Clelia lavora da molti anni come segretaria in uno studio di psicoterapia, occupandosi in particolare della gestione degli appuntamenti e delle comunicazioni con i pazienti. Un ruolo che svolge con serietà e discrezione, usando un numero di telefono aziendale esclusivamente per motivi professionali.
Tuttavia, proprio su quel canale ufficiale, ha ricevuto un messaggio del tutto inaspettato da parte di una paziente. Una domanda, definita da Clelia “scioccante”, che esulava completamente da ciò che è lecito e corretto aspettarsi in un contesto terapeutico. Quando ha risposto in modo fermo ma rispettoso, ribadendo i limiti del suo ruolo, la paziente ha iniziato a insistere con sempre maggiore insistenza, fino a un punto di totale degenerazione della conversazione.
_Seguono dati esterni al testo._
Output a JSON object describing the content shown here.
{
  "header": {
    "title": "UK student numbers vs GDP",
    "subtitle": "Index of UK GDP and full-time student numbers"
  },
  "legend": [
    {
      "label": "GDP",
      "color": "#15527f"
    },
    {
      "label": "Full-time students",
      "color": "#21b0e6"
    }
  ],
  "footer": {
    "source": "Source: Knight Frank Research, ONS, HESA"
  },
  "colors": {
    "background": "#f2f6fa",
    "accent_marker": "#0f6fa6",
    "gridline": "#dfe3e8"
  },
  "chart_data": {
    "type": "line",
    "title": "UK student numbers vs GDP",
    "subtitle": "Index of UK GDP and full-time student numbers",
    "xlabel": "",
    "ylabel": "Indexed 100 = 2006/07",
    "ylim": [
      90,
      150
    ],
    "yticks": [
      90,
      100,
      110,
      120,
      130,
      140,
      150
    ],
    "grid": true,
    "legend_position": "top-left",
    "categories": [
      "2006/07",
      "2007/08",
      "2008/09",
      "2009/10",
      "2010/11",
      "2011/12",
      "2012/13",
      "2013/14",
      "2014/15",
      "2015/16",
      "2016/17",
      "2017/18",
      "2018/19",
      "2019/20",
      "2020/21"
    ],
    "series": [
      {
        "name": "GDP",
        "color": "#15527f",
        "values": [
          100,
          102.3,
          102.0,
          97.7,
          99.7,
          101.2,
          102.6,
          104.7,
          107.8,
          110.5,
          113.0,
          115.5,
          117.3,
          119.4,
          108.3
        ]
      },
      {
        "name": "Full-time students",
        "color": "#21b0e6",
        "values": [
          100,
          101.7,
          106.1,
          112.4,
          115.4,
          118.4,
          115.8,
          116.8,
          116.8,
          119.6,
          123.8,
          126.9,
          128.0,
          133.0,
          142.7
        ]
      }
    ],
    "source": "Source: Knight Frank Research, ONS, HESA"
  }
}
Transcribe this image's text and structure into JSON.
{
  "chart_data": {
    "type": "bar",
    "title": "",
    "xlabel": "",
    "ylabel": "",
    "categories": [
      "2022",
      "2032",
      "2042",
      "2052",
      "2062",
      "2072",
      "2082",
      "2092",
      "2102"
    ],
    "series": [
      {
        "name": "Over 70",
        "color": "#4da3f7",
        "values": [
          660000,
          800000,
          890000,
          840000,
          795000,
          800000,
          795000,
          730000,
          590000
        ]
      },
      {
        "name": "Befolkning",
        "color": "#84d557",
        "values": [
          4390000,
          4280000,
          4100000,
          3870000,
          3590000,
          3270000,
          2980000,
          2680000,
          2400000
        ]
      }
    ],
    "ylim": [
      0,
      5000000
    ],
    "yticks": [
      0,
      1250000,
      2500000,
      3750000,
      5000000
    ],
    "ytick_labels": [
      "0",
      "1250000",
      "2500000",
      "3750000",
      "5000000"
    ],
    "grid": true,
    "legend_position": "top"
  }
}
Clelia, pur consapevole della delicatezza della situazione e dei rischi legati alla sua posizione lavorativa, ha deciso di inviare questa chat mantenendo l’anonimato, perché – come dice lei stessa – si sente “una pentola a pressione pronta a esplodere dalla rabbia”. È rimasta scioccata non solo dal contenuto della richiesta ricevuta, ma anche dal modo aggressivo e totalmente fuori luogo con cui è stata trattata quando ha posto un limite.
Quello che vuole trasmettere con questo racconto è un messaggio chiaro: anche in ambienti professionali apparentemente regolati da rispetto e sensibilità, può capitare di trovarsi di fronte a comportamenti che sfidano la logica e il buon senso. Una testimonianza che nasce dal bisogno urgente di sfogo, ma anche dal desiderio di far riflettere chi legge su quanto sia importante mantenere sempre il rispetto reciproco, anche (e soprattutto) nei contesti più delicati.